Dentro de determinados critérios, não seria falsidade. Explico. Os estudos em habilidades sociais encorajam as pessoas a exercerem o direito de expressar como se sentem e pedirem mudança de conduta. E preveem também o direito do outro escolher atender ou não a nossa solicitação. Uma vez ocorrida essa situação, como já disse, evitar o convívio não depende só da nossa vontade, é nosso dever tratar as pessoas com respeito (viver e deixar viver, não violar seus direitos).
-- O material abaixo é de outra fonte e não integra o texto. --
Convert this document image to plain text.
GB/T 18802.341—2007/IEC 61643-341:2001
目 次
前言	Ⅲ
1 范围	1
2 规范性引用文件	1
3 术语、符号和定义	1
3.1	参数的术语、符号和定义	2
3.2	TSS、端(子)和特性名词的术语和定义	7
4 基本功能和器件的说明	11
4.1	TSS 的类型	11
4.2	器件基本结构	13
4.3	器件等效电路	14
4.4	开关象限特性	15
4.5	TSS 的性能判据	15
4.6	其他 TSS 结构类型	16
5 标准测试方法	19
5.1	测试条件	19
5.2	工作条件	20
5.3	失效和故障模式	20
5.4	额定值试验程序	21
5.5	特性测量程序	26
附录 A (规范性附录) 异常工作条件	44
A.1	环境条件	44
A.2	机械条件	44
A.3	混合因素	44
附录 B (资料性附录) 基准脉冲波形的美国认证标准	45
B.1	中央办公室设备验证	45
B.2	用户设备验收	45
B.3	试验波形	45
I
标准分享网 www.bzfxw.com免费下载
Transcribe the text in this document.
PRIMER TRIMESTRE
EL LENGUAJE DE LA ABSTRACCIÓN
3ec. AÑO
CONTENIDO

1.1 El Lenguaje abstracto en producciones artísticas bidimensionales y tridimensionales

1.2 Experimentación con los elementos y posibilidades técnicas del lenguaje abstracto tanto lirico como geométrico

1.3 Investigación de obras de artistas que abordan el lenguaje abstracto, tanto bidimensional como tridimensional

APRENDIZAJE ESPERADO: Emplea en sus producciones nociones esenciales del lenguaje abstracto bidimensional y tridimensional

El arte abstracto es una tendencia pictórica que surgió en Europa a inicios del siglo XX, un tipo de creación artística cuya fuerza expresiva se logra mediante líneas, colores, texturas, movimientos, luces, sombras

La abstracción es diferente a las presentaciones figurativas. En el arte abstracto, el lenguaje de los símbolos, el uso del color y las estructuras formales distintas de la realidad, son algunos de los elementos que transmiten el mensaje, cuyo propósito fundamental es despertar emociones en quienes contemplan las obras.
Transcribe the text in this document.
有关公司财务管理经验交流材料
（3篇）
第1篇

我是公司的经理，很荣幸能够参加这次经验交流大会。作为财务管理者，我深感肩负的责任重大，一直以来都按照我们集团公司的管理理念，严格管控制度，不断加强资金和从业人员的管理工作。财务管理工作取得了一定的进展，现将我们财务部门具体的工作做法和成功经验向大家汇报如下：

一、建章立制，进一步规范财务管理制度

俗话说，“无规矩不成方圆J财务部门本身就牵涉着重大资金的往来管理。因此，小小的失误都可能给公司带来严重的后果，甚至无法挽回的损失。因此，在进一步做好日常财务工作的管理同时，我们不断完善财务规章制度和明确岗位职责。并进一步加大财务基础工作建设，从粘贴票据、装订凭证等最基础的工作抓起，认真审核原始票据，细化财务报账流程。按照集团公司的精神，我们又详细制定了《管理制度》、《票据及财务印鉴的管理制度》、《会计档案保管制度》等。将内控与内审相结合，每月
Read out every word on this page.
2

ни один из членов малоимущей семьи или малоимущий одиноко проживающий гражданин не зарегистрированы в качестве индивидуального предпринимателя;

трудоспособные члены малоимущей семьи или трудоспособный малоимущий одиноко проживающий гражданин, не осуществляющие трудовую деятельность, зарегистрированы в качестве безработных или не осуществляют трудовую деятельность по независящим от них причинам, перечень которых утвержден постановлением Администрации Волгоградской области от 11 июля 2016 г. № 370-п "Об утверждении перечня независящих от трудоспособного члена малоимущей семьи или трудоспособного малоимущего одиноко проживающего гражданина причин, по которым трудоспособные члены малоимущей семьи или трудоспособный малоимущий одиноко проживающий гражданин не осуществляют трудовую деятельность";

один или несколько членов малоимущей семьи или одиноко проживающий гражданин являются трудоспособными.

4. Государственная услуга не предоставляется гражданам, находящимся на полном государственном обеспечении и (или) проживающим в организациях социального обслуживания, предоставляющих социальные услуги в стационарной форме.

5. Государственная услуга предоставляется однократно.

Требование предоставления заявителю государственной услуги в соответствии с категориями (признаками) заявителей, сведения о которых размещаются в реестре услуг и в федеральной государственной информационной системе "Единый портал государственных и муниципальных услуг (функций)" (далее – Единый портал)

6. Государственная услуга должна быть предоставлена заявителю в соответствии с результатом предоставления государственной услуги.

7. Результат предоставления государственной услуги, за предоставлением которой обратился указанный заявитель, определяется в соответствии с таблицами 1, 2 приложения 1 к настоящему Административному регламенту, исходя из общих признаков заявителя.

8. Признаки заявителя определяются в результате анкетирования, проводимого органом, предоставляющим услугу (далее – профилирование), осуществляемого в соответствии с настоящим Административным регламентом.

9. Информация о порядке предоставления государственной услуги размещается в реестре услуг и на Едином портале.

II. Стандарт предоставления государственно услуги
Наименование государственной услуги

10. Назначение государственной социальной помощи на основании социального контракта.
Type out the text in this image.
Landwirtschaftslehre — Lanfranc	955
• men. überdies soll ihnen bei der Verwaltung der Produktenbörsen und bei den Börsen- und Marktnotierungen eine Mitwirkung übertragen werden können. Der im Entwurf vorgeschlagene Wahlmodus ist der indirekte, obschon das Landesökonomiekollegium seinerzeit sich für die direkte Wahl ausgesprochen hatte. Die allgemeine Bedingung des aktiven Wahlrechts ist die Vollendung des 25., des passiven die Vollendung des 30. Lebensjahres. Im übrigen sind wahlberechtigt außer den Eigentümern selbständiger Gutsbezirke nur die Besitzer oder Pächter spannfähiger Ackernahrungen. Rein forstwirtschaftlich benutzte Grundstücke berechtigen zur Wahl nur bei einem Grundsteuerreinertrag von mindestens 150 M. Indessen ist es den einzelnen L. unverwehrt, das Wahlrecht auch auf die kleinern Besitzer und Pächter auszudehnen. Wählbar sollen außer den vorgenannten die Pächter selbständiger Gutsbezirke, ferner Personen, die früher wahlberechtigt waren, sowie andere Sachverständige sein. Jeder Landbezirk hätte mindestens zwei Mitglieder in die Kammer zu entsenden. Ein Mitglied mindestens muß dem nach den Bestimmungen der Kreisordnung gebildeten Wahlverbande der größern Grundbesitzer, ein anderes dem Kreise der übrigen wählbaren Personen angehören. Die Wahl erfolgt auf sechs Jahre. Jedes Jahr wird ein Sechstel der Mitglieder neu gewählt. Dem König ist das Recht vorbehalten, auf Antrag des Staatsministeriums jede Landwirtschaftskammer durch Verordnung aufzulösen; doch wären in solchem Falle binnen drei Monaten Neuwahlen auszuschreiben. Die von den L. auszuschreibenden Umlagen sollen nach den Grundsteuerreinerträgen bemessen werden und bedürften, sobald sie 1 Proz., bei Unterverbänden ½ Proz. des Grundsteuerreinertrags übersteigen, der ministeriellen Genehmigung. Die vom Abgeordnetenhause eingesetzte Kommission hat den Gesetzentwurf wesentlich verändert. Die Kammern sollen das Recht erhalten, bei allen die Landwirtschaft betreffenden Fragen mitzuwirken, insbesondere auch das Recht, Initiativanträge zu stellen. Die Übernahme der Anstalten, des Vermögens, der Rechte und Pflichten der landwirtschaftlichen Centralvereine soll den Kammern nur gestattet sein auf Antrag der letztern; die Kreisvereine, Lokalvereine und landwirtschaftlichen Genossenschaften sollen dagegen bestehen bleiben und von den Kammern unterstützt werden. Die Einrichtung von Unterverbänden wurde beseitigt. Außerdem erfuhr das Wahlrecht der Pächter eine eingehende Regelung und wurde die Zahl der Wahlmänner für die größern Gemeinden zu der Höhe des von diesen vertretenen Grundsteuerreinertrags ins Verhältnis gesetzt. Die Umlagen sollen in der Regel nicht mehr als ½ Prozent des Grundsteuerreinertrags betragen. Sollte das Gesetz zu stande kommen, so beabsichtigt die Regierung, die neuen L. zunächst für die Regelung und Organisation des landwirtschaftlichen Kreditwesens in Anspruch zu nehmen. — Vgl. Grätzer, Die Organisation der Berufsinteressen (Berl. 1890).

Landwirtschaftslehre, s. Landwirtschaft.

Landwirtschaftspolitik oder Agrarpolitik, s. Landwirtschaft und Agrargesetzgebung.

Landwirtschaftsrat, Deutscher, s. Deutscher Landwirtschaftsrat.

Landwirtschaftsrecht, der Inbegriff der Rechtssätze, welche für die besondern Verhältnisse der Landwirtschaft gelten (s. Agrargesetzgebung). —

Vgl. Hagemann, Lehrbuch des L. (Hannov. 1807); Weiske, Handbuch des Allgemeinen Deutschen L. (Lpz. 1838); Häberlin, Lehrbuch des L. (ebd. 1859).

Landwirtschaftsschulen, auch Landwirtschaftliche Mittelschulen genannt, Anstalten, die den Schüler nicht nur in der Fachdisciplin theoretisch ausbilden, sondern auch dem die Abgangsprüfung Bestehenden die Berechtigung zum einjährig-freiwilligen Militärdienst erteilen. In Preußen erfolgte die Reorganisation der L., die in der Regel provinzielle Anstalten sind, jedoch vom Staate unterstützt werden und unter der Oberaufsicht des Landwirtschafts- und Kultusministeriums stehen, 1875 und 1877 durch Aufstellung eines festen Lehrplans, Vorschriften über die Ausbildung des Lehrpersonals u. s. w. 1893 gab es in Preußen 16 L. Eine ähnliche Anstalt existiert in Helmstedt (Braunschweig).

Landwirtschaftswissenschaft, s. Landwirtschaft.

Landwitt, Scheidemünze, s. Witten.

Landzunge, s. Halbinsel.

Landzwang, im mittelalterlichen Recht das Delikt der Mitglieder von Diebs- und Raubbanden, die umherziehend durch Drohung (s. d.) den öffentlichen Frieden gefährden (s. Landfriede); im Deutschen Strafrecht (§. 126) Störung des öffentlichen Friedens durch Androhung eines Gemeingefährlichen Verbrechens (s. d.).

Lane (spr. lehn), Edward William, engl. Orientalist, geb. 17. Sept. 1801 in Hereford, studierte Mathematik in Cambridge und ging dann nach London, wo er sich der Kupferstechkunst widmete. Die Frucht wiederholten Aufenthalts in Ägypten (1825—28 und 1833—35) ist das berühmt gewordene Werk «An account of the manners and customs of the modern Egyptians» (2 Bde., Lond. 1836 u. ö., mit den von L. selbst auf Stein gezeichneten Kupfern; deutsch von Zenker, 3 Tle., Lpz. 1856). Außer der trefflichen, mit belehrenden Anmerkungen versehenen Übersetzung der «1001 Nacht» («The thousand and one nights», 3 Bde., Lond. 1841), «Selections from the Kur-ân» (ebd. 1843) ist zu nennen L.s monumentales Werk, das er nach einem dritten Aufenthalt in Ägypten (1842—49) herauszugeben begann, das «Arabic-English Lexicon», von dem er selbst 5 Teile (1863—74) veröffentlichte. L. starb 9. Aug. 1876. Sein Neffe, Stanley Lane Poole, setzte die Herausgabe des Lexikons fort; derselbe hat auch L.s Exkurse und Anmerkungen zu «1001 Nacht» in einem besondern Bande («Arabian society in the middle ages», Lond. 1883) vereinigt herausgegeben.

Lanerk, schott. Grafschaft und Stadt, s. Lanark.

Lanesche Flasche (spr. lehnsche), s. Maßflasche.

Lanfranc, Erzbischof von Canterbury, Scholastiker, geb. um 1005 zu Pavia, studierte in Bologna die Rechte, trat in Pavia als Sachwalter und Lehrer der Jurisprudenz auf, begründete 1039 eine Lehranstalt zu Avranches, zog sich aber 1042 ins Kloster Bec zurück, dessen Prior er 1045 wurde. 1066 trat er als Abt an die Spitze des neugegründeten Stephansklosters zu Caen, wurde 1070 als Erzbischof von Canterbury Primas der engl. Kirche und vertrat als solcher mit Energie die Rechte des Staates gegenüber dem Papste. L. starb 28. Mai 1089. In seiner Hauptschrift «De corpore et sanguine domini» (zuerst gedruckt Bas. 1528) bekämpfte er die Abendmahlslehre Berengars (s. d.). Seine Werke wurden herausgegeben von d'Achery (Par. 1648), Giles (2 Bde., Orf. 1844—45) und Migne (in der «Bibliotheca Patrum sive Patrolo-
Sermos educados aumenta nosso valor cultural, garante segurança social e integridade.

Em termos práticos, ser cortês envolve:

– cumprimentar olhando nos olhos, em tom neutro, numa proximidade nem distante nem próxima demais;

– ao estar num grupo em que o desafeto se expressa verbalmente, manter a neutralidade e responder quando solicitado, de forma a não desencorajar a fala;

– não buscar convívio ativo com a pessoa de quem não gosta ou ser excessivamente efusivo ou cordial;

– não expressar opiniões e ou praticar ações que levem o outro a erro – não mostrar que gosta, se não gosta, não rir se não acha graça, não convidar se não quer conviver, etc.

Falsidade está ligada a agir de tal forma que leve a outra pessoa a gerar opinião e expectativas sobre nós que não se sustentam, que não pretendemos manter, honrar. Quando damos sinais de afeto, mas na realidade não agimos de forma afetuosa, estamos sendo falsos.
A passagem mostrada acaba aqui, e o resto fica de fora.